The facts have changed, now we must change too. For the past 10 years an unlikely coalition of geologists, oil drillers, bankers, military strategists and environmentalists has been warning that peak oil – the decline of global supplies – is just around the corner. …
Some of us made vague predictions, others were more specific. In all cases we were wrong. In 1975 MK Hubbert, a geoscientist working for Shell who had correctly predicted the decline in US oil production, suggested that global supplies could peak in 1995. In 1997 the petroleum geologist Colin Campbell estimated that it would happen before 2010. In 2003 the geophysicist Kenneth Deffeyes said he was “99% confident” that peak oil would occur in 2004. In 2004, the Texas tycoon T Boone Pickens predicted that “never again will we pump more than 82m barrels” per day of liquid fuels. (Average daily supply in May 2012 was 91m.) In 2005 the investment banker Matthew Simmons maintained that “Saudi Arabia … cannot materially grow its oil production”. (Since then its output has risen from 9m barrels a day to 10m, and it has another 1.5m in spare capacity.)

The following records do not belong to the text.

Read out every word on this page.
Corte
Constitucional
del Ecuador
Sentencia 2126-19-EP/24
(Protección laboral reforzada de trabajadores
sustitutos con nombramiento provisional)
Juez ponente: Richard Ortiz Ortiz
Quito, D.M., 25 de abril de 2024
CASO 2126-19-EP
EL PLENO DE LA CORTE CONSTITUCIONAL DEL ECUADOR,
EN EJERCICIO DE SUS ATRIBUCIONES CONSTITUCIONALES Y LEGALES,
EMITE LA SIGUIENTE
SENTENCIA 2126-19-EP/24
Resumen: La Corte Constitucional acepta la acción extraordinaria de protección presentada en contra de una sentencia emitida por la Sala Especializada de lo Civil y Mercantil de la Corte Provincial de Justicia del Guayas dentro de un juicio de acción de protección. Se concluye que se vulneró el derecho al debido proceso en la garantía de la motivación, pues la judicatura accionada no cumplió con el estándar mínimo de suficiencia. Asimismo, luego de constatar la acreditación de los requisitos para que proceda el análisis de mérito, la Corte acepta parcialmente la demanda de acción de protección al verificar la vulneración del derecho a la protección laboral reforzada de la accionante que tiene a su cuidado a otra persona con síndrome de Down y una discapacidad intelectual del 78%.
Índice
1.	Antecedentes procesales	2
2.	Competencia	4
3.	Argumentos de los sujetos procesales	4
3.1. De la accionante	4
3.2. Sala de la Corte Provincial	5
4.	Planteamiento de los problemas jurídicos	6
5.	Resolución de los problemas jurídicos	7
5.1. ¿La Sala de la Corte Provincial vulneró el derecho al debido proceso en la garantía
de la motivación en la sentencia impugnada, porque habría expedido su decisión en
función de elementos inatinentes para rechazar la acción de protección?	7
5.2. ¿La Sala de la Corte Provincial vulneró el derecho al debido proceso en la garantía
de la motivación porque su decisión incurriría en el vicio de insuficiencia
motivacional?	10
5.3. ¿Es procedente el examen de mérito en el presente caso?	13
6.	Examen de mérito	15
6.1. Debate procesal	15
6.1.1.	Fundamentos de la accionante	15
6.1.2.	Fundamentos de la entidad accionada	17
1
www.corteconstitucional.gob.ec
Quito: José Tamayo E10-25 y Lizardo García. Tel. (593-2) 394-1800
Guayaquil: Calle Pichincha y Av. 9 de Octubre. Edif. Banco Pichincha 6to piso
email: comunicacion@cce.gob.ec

Peak oil hasn’t happened, and it’s unlikely to happen for a very long time.
A report by the oil executive Leonardo Maugeri, published by Harvard University, provides compelling evidence that a new oil boom has begun. The constraints on oil supply over the past 10 years appear to have had more to do with money than geology. The low prices before 2003 had discouraged investors from developing difficult fields. The high prices of the past few years have changed that.
This is why it can be very dangerous to try and second guess these things. The environmental movement has a history of getting it wrong time after time, because they don’t understand how people respond to incentives.
Maugeri’s analysis of projects in 23 countries suggests that global oil supplies are likely to rise by a net 17m barrels per day (to 110m) by 2020. This, he says, is “the largest potential addition to the world’s oil supply capacity since the 1980s”. The investments required to make this boom happen depend on a long-term price of $70 a barrel – the current cost of Brent crude is $95. Money is now flooding into new oil: a trillion dollars has been spent in the past two years; a record $600bn is lined up for 2012.
As the price of oil and petrol rises, it will both lead to investment in alternative technologies and lead to greater drilling in previously unprofitable areas.